Strategic investments help FirstEnergy serve its six million customers more efficiently. In recent years, the regulated distribution segment has experienced growth in its rate base through systematic investments.

FE plans to invest $17 billion over the 2021-2025 period, of which $8.6 billion will be dedicated to network modernization and increased resilience, $1.7 billion to conservation and $6.5 billion to clean energy transition and customer-centric growth projects. Reinforcement of transmission assets will allow the company to transmit electricity even in adverse weather conditions.

FirstEnergy’s long-term debt and other long-term obligations at June 30, 2022 were $20,763 million, down 6.7% from $22,248 million at December 31, 2021. multiplied by interest earned (EIR) at the end of Q2 2022 was 2.4. A TIE greater than one reflects the company’s ability to honor its debts in the near future without difficulty.

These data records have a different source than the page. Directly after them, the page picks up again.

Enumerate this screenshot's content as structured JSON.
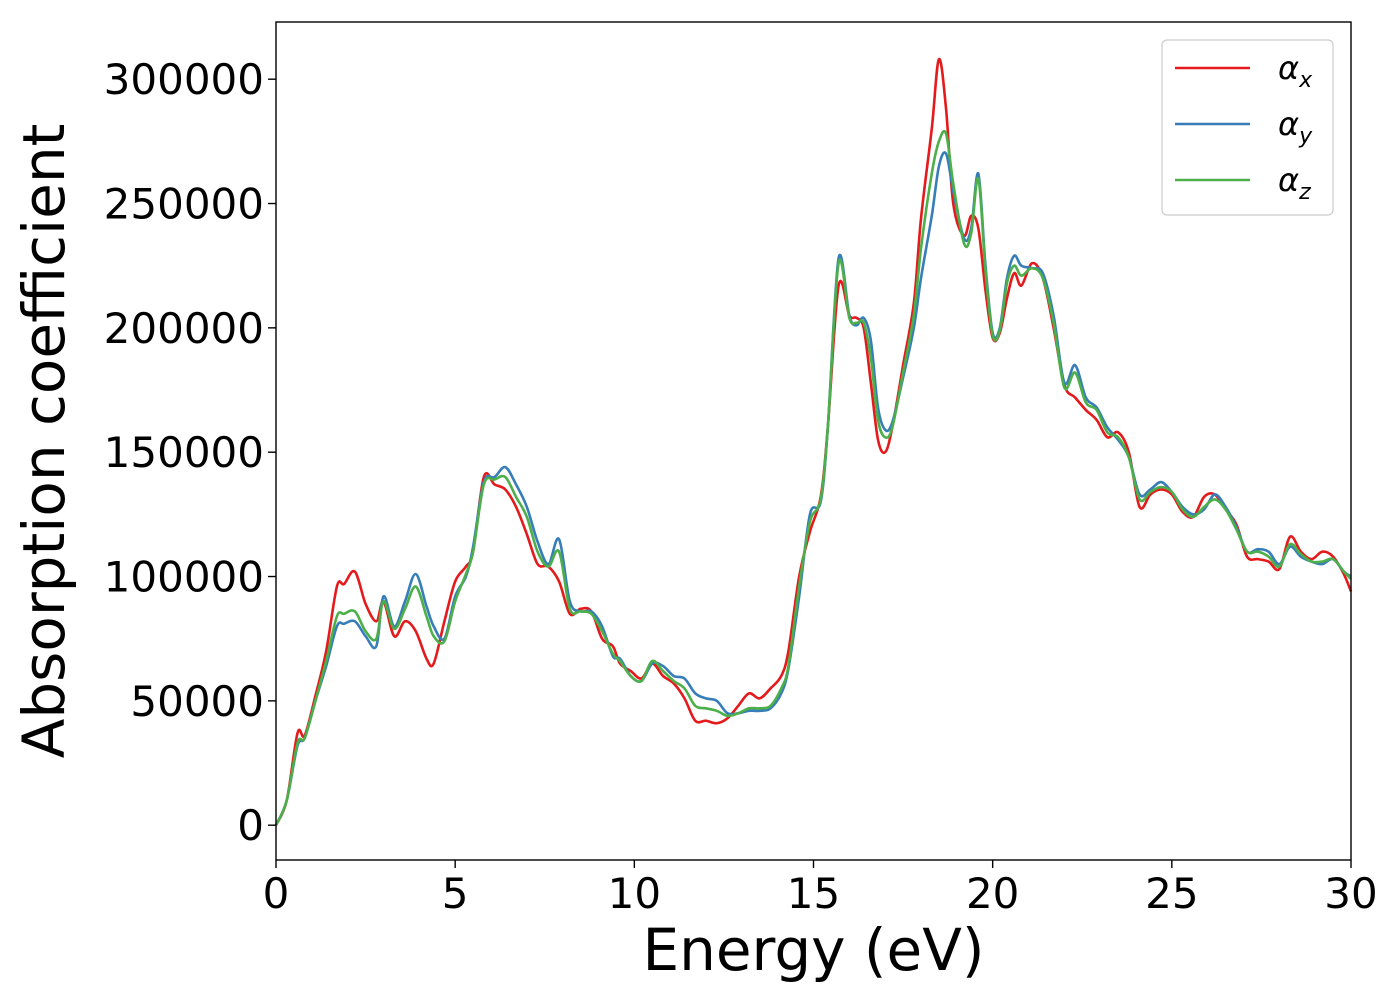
{
  "chart_data": {
    "type": "line",
    "xlabel": "Energy (eV)",
    "ylabel": "Absorption coefficient",
    "xlim": [
      0,
      30
    ],
    "ylim": [
      -14000,
      323000
    ],
    "xticks": [
      0,
      5,
      10,
      15,
      20,
      25,
      30
    ],
    "yticks": [
      0,
      50000,
      100000,
      150000,
      200000,
      250000,
      300000
    ],
    "xtick_labels": [
      "0",
      "5",
      "10",
      "15",
      "20",
      "25",
      "30"
    ],
    "ytick_labels": [
      "0",
      "50000",
      "100000",
      "150000",
      "200000",
      "250000",
      "300000"
    ],
    "grid": false,
    "legend_position": "top-right",
    "series": [
      {
        "name": "αx",
        "legend_main": "α",
        "legend_sub": "x",
        "color": "#e41a1c",
        "x": [
          0,
          0.3,
          0.6,
          0.8,
          1.1,
          1.4,
          1.7,
          1.9,
          2.2,
          2.5,
          2.8,
          3.0,
          3.3,
          3.6,
          3.9,
          4.2,
          4.4,
          4.7,
          5.0,
          5.3,
          5.5,
          5.8,
          6.1,
          6.4,
          6.7,
          7.0,
          7.3,
          7.6,
          7.9,
          8.2,
          8.5,
          8.8,
          9.1,
          9.4,
          9.6,
          9.9,
          10.2,
          10.5,
          10.8,
          11.1,
          11.4,
          11.7,
          12.0,
          12.3,
          12.6,
          12.9,
          13.2,
          13.5,
          13.8,
          14.1,
          14.3,
          14.6,
          14.9,
          15.2,
          15.4,
          15.7,
          16.0,
          16.2,
          16.4,
          16.6,
          16.8,
          17.0,
          17.2,
          17.5,
          17.8,
          18.0,
          18.3,
          18.5,
          18.7,
          18.9,
          19.2,
          19.4,
          19.6,
          19.8,
          20.0,
          20.2,
          20.4,
          20.6,
          20.8,
          21.1,
          21.4,
          21.7,
          22.0,
          22.3,
          22.6,
          22.9,
          23.2,
          23.5,
          23.8,
          24.1,
          24.4,
          24.7,
          25.0,
          25.3,
          25.6,
          25.9,
          26.2,
          26.5,
          26.8,
          27.1,
          27.4,
          27.7,
          28.0,
          28.3,
          28.6,
          28.9,
          29.2,
          29.5,
          29.8,
          30.0
        ],
        "y": [
          0,
          10000,
          37000,
          36000,
          52000,
          70000,
          96000,
          97000,
          102000,
          89000,
          82000,
          90000,
          76000,
          82000,
          78000,
          67000,
          65000,
          82000,
          98000,
          104000,
          110000,
          140000,
          137000,
          135000,
          128000,
          117000,
          105000,
          104000,
          98000,
          85000,
          87000,
          86000,
          75000,
          72000,
          65000,
          62000,
          59000,
          65000,
          60000,
          57000,
          51000,
          42000,
          42000,
          41000,
          43000,
          48000,
          53000,
          51000,
          55000,
          60000,
          70000,
          100000,
          118000,
          132000,
          160000,
          217000,
          205000,
          204000,
          200000,
          178000,
          155000,
          150000,
          160000,
          185000,
          210000,
          244000,
          280000,
          308000,
          288000,
          250000,
          237000,
          245000,
          240000,
          215000,
          196000,
          198000,
          212000,
          222000,
          217000,
          226000,
          220000,
          200000,
          177000,
          172000,
          167000,
          163000,
          156000,
          158000,
          150000,
          128000,
          133000,
          135000,
          133000,
          126000,
          124000,
          132000,
          133000,
          127000,
          121000,
          108000,
          107000,
          106000,
          103000,
          116000,
          110000,
          107000,
          110000,
          108000,
          101000,
          94000
        ]
      },
      {
        "name": "αy",
        "legend_main": "α",
        "legend_sub": "y",
        "color": "#377eb8",
        "x": [
          0,
          0.3,
          0.6,
          0.8,
          1.1,
          1.4,
          1.7,
          1.9,
          2.2,
          2.5,
          2.8,
          3.0,
          3.3,
          3.6,
          3.9,
          4.2,
          4.4,
          4.7,
          5.0,
          5.3,
          5.5,
          5.8,
          6.1,
          6.4,
          6.7,
          7.0,
          7.3,
          7.6,
          7.9,
          8.2,
          8.5,
          8.8,
          9.1,
          9.4,
          9.6,
          9.9,
          10.2,
          10.5,
          10.8,
          11.1,
          11.4,
          11.7,
          12.0,
          12.3,
          12.6,
          12.9,
          13.2,
          13.5,
          13.8,
          14.1,
          14.3,
          14.6,
          14.9,
          15.2,
          15.4,
          15.7,
          16.0,
          16.2,
          16.4,
          16.6,
          16.8,
          17.0,
          17.2,
          17.5,
          17.8,
          18.0,
          18.3,
          18.5,
          18.7,
          18.9,
          19.2,
          19.4,
          19.6,
          19.8,
          20.0,
          20.2,
          20.4,
          20.6,
          20.8,
          21.1,
          21.4,
          21.7,
          22.0,
          22.3,
          22.6,
          22.9,
          23.2,
          23.5,
          23.8,
          24.1,
          24.4,
          24.7,
          25.0,
          25.3,
          25.6,
          25.9,
          26.2,
          26.5,
          26.8,
          27.1,
          27.4,
          27.7,
          28.0,
          28.3,
          28.6,
          28.9,
          29.2,
          29.5,
          29.8,
          30.0
        ],
        "y": [
          0,
          10000,
          32000,
          35000,
          50000,
          64000,
          80000,
          81000,
          82000,
          76000,
          72000,
          92000,
          80000,
          90000,
          101000,
          88000,
          80000,
          75000,
          92000,
          100000,
          112000,
          138000,
          140000,
          144000,
          137000,
          128000,
          114000,
          105000,
          115000,
          90000,
          86000,
          86000,
          80000,
          68000,
          67000,
          60000,
          58000,
          65000,
          64000,
          60000,
          59000,
          53000,
          51000,
          50000,
          45000,
          45000,
          46000,
          46000,
          47000,
          53000,
          63000,
          92000,
          125000,
          130000,
          160000,
          228000,
          205000,
          201000,
          204000,
          195000,
          168000,
          159000,
          162000,
          180000,
          200000,
          220000,
          245000,
          265000,
          270000,
          255000,
          236000,
          240000,
          262000,
          225000,
          198000,
          200000,
          220000,
          229000,
          225000,
          224000,
          222000,
          205000,
          178000,
          185000,
          172000,
          168000,
          160000,
          155000,
          148000,
          133000,
          135000,
          138000,
          134000,
          128000,
          125000,
          127000,
          133000,
          128000,
          120000,
          110000,
          111000,
          110000,
          105000,
          112000,
          108000,
          106000,
          105000,
          107000,
          102000,
          100000
        ]
      },
      {
        "name": "αz",
        "legend_main": "α",
        "legend_sub": "z",
        "color": "#4daf4a",
        "x": [
          0,
          0.3,
          0.6,
          0.8,
          1.1,
          1.4,
          1.7,
          1.9,
          2.2,
          2.5,
          2.8,
          3.0,
          3.3,
          3.6,
          3.9,
          4.2,
          4.4,
          4.7,
          5.0,
          5.3,
          5.5,
          5.8,
          6.1,
          6.4,
          6.7,
          7.0,
          7.3,
          7.6,
          7.9,
          8.2,
          8.5,
          8.8,
          9.1,
          9.4,
          9.6,
          9.9,
          10.2,
          10.5,
          10.8,
          11.1,
          11.4,
          11.7,
          12.0,
          12.3,
          12.6,
          12.9,
          13.2,
          13.5,
          13.8,
          14.1,
          14.3,
          14.6,
          14.9,
          15.2,
          15.4,
          15.7,
          16.0,
          16.2,
          16.4,
          16.6,
          16.8,
          17.0,
          17.2,
          17.5,
          17.8,
          18.0,
          18.3,
          18.5,
          18.7,
          18.9,
          19.2,
          19.4,
          19.6,
          19.8,
          20.0,
          20.2,
          20.4,
          20.6,
          20.8,
          21.1,
          21.4,
          21.7,
          22.0,
          22.3,
          22.6,
          22.9,
          23.2,
          23.5,
          23.8,
          24.1,
          24.4,
          24.7,
          25.0,
          25.3,
          25.6,
          25.9,
          26.2,
          26.5,
          26.8,
          27.1,
          27.4,
          27.7,
          28.0,
          28.3,
          28.6,
          28.9,
          29.2,
          29.5,
          29.8,
          30.0
        ],
        "y": [
          0,
          10000,
          33000,
          35000,
          50000,
          66000,
          84000,
          85000,
          86000,
          78000,
          75000,
          90000,
          79000,
          87000,
          96000,
          84000,
          76000,
          74000,
          90000,
          101000,
          110000,
          137000,
          139000,
          140000,
          132000,
          124000,
          110000,
          104000,
          110000,
          87000,
          86000,
          85000,
          78000,
          69000,
          66000,
          60000,
          58000,
          66000,
          62000,
          58000,
          55000,
          48000,
          47000,
          46000,
          44000,
          45000,
          47000,
          47000,
          48000,
          55000,
          64000,
          96000,
          122000,
          131000,
          160000,
          226000,
          204000,
          202000,
          202000,
          188000,
          163000,
          156000,
          160000,
          182000,
          205000,
          232000,
          262000,
          275000,
          278000,
          258000,
          234000,
          238000,
          260000,
          223000,
          197000,
          199000,
          218000,
          225000,
          221000,
          224000,
          220000,
          202000,
          176000,
          182000,
          170000,
          167000,
          158000,
          156000,
          148000,
          131000,
          134000,
          136000,
          134000,
          127000,
          124000,
          128000,
          131000,
          127000,
          119000,
          110000,
          110000,
          108000,
          104000,
          113000,
          109000,
          106000,
          106000,
          107000,
          102000,
          99000
        ]
      }
    ]
  }
}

FirstEnergy focuses on reducing emission levels and has undertaken initiatives in this direction. In November 2020, it had updated the target to become 100% carbon neutral by 2050, with a mid-term target of a 30% reduction in greenhouse gases under direct operational control by 2030 compared to the level of 2019. In addition, it plans to electrify 30% of the vehicle fleet by 2030 and another 100% by 2050.


Although FirstEnergy continues to invest in development opportunities to strengthen its transmission operations, timely completion of projects within budget may not be possible.

Existing coal-fired power plants, the breakdown or failure of equipment or processes due to aging infrastructure, and the adverse impact of extreme weather conditions may reduce energy deliveries, impacting operating results and financial. To meet stringent rules and regulations and maintain cybersecurity, FirstEnergy must incur additional costs.

Price performance

Over the past three months, shares of FirstEnergy have risen 2.6% against the industry’s decline of 3.3%.

Image source: Zacks Investment Research

Actions to Consider

Some higher ranked stocks in the same sector include The AES company AES, AVANGRID Inc. IGA and Alliant Energy Corporation LNT, each wearing a No. 2 (buy) Zacks rank.

Long-term (three to five years) earnings growth rates for AES, AVANGRID and Alliant Energy are projected at 8.3%, 5.9% and 6.2%, respectively.

The Zacks consensus estimate for 2022 EPS of AES, AVANGRID and Alliant Energy rose 5.9%, 5.1% and 6.5%, respectively, year-over-year.

AES, AGR and LNT have recorded surprising average profits of 4.2%, 17.9% and 5.8%, respectively, over the past four quarters.